What is more significant than the brazen bureaucracy at work in the government’s treatment of FTII (and other institutions like the NMML and ICHR) is the lack of resistance from the public and the value accorded to cinema and history in our society. While nations like Iran and China, despite their authoritarian regimes, have produced films which have touched the pinnacle of world cinema, our new economic and technical cinematic prowess, supposedly capable of taking on Hollywood, produces puerile films which earn Rs 700 crore at the box office.

Thus a development sphere gripped by technicism is the breeding ground for instrumental and mechanical understandings of culture, both feeding off each other. The apathetic responses to periodic health crises and farmer suicides, the scotching of critical thought by killing non-conformist thinkers, the continuous abrid­gement of cultural freedoms are parts of the same technicist puzzle.

India of the present, despite its abysmal levels of human development, has global power aspirations. These aspirations demand not only an unshakable faith in the power of science and technology but also in the dog-eat-dog world of capitalism. And now we are asked to embrace the cultural project of Hindu India along with it. Here culture becomes a mere appendage. As philosopher Theodor Adorno said, “Technology is making gestures precise and brutal, and with them men.” This spread of a superficial modernity—of capitalism and instrumental science—should not be confused with modernity. A Hindu India, barring some minor contradictions, is perfectly at home with the superficial modernity of a Digital India.

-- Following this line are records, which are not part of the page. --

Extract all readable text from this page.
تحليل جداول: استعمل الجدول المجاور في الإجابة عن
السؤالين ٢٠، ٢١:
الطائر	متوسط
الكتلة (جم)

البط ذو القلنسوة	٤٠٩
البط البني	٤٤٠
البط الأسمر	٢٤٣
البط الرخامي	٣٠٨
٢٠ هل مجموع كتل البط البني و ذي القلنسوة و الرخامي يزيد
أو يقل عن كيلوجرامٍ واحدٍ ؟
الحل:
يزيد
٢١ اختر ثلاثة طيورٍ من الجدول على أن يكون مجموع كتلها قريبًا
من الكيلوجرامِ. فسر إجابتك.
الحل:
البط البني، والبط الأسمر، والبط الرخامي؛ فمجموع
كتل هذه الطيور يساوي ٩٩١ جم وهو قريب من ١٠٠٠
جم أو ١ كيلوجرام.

The seeds of a critique can emerge only in a counterculture of incessant questioning which is the fundamental basis of modernity as well as scientific enquiry. When Narendra Modi says his government wants to think like the Silicon Valley, this incessant questioning is not what he has in mind (nor is it in the minds of the digital corporations of Silicon Valley). For that, just literacy, digital or otherwise, is not enough; but critical forms of pedagogy which challenge dominant forms of thought which legitimise all forms of exploitation are an absolute necessity. This is impossible without abandoning an instrumental notion of culture. India’s future does not lie in a Hindu India, however digitised.

The author is with Dalhousie University, Canada.